Peter Erskine – As it Was
(ECM 4755832. 4 CD set. CD review by Mike Collins)
“The goal was to get audiences to lean forward in their seats to hear us”. That was drummer Peter Erksine’s ambition for the trio under his own name on ECM. The music they created is still as distinctive as when they recorded between 1992 and 1997 and the release now of a box set of the four albums in the label’s Old and New Masters Series is especially salutatory, coming as it does close to the first anniversary of pianist John Taylor’s death. His playing and composing is a defining element of the trio’s sound. The third corner of the triangle was of course Palle Danielsson.
The first release You Never Know begins with the cycling, slowly mutating piano figure of New Old Age. Erskine waits an implausibly long time to enter with the sizzle of a cymbal after the sound has been anchored by Danielsson’s glowing bass. It sets the tone. The drummer leader’s conception of restrained dynamics, a conversation amongst equals, pieces that have a natural arc with solos a non-event, this was often fully realized. With nearly half of the tunes in the trio’s repertoire coming from Taylor’s pen however and the rest drawn significantly from Vince Mendoza, Erskine himself and a sprinkling of Kenny Wheeler, there was very rich terrain on which to apply these principles. The very next piece is the bustling Taylor composition Clapperclowe, bursting with energy. Erskine’s On the Lake that follows, signals his instinct for distilled, folk like structures and progressions albeit given a twist by the striking theme constructed around a two note figure. That first set concludes with a sublime viscerally swinging take on Cole Porter’s Everything I Love. The subsequent three albums move between the shimmering moods of Terraces that opens Time Being, flights of lyricism such as on Mendoza’s Esperança on As It Is the minimally adorned arrangement of Walton’s Touch Her Soft Lips and Part and the slightly greater abstraction and freer sound of the final album Juni that nevertheless condenses into a a rocking groove on The Ant and the Elk and blistering swing on Twelve.

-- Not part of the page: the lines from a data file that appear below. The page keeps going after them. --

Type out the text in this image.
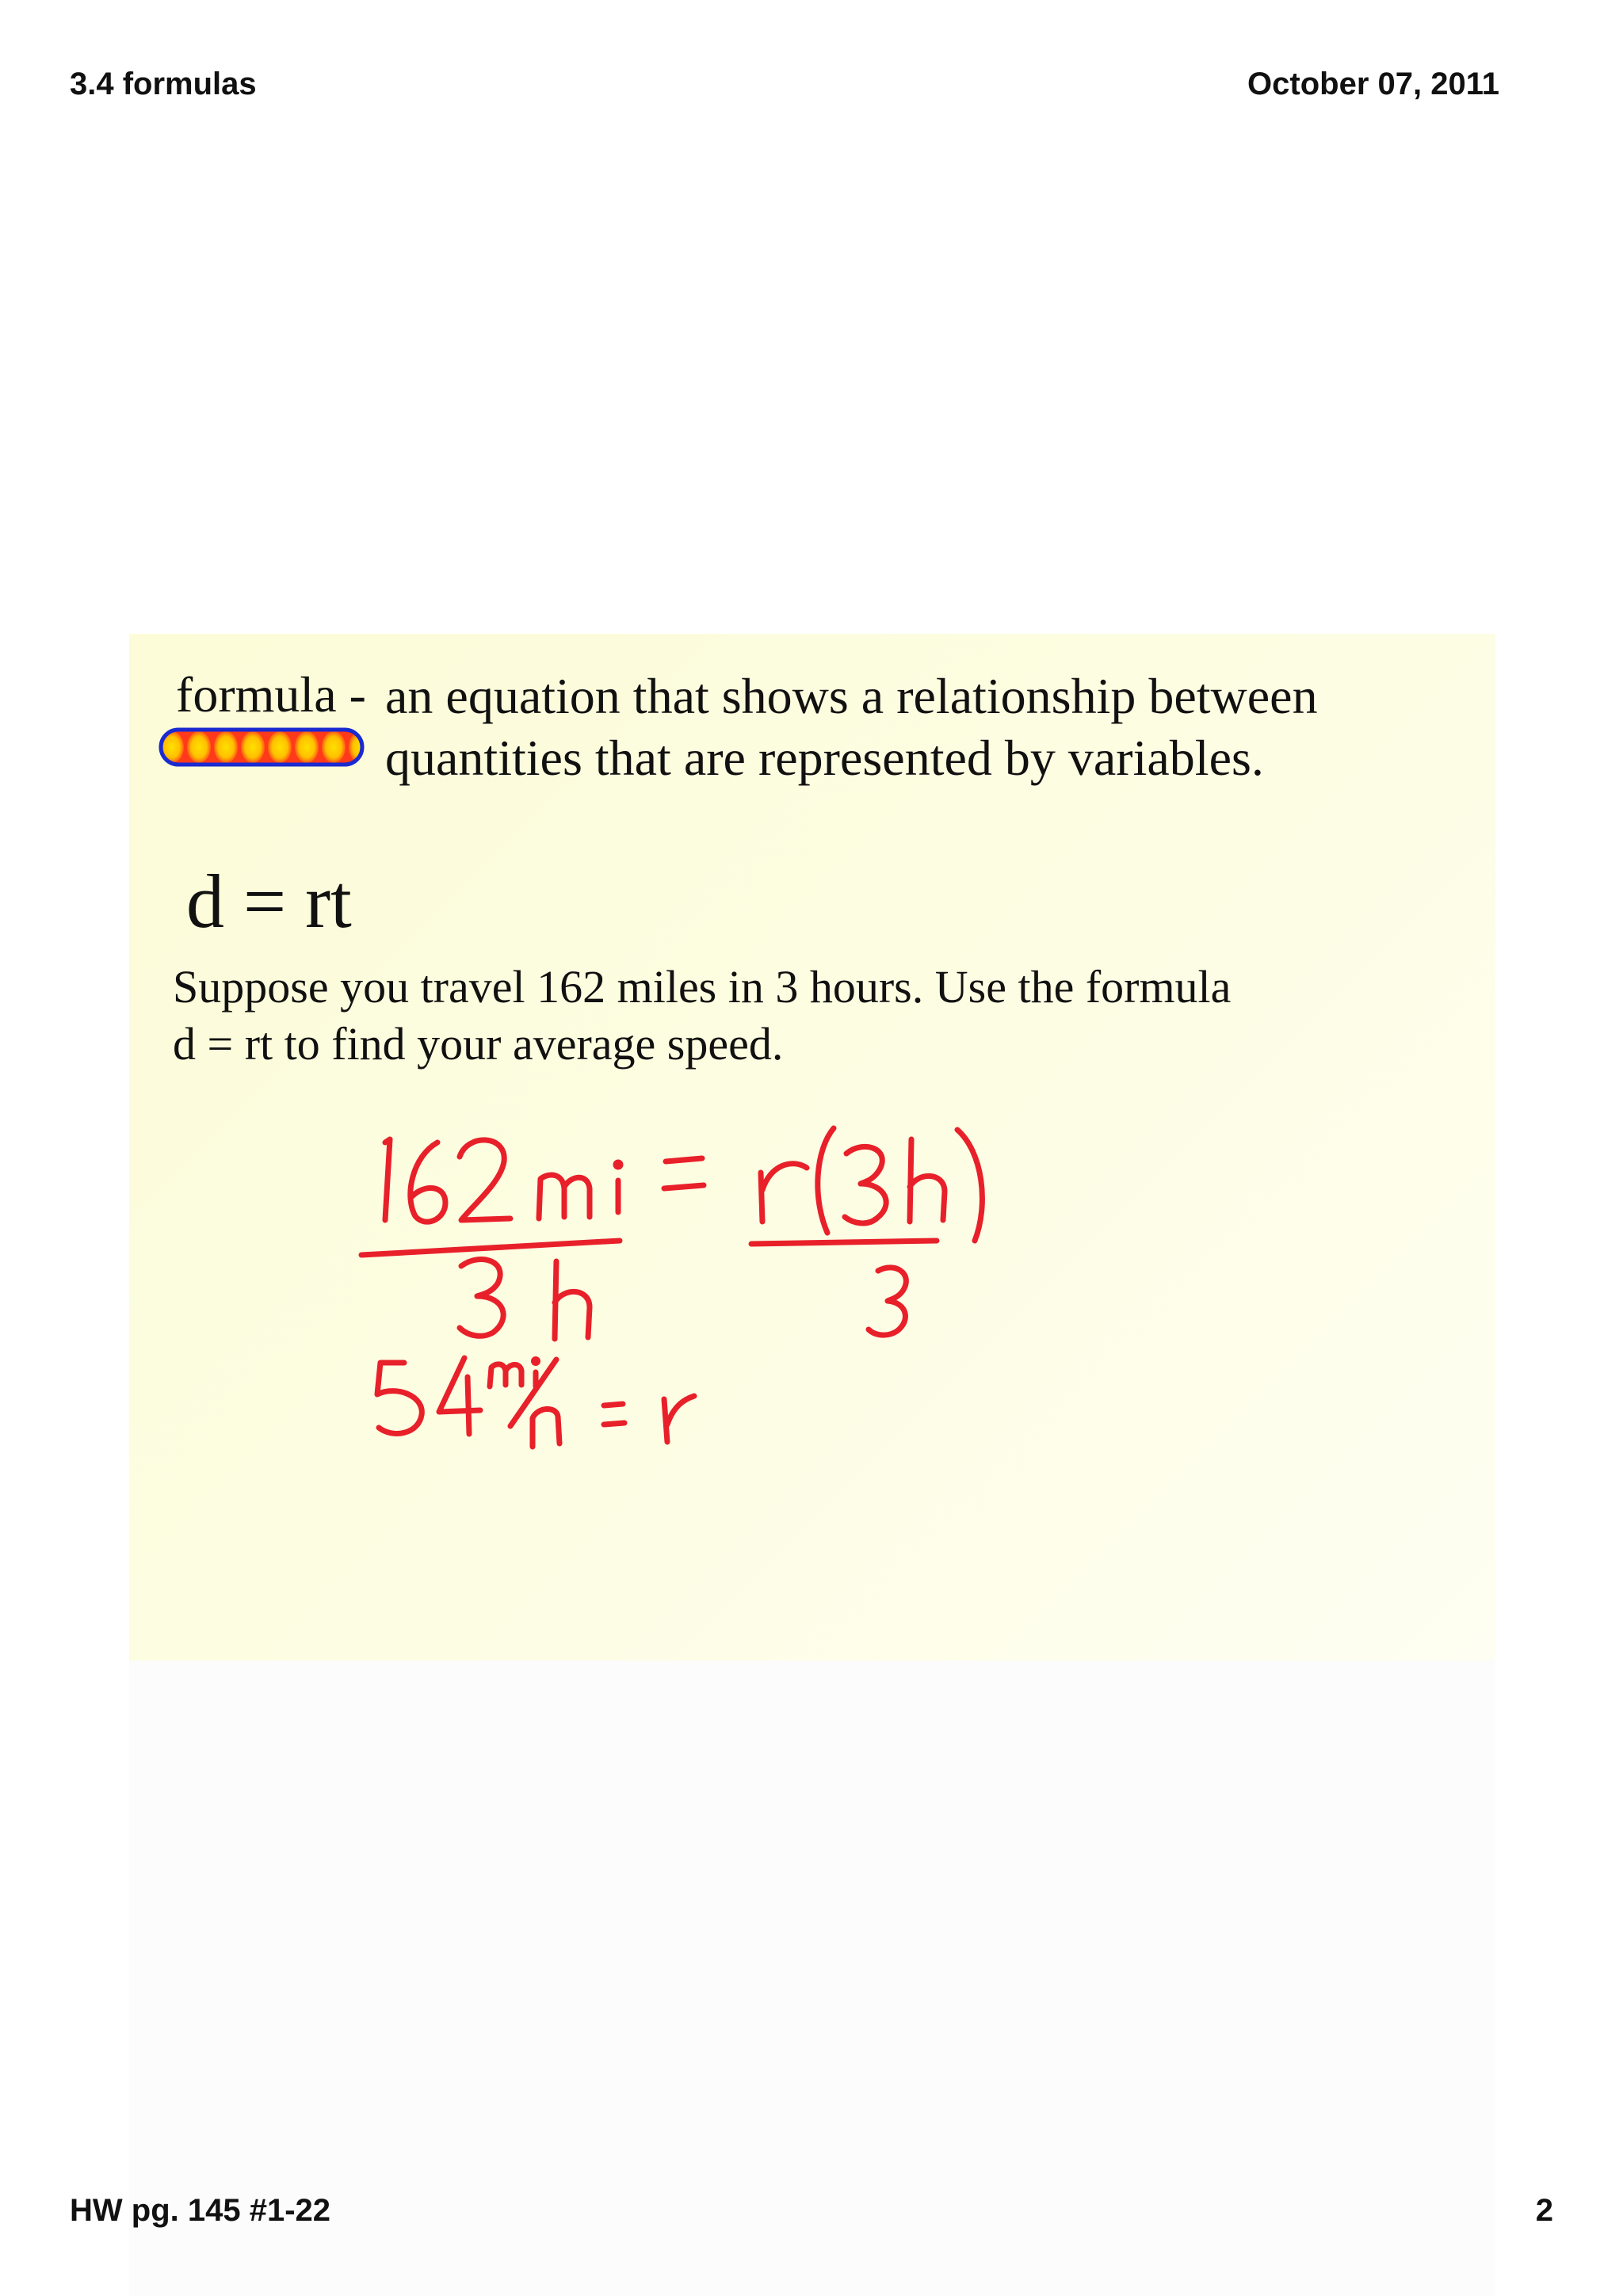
3.4 formulas	October 07, 2011
formula - an equation that shows a relationship between
quantities that are represented by variables.
d = rt
Suppose you travel 162 miles in 3 hours. Use the formula
d = rt to find your average speed.
HW pg. 145 #1-22	2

The dynamism, creativity and melodic and harmonic fluency of Taylor and Danielsson flood the music with light and airiness and the rapport with Erksine, whose drumming somehow conjures momentum almost without playing, is wondrous. It’s hard not to concur with Erskine’s own assessment of the trio, “a truly unique group … nothing like it before or since”. The four CD set comes with a booklet replete with extensive and illuminating notes by John Kelman. This is an appealing document of a remarkable trio.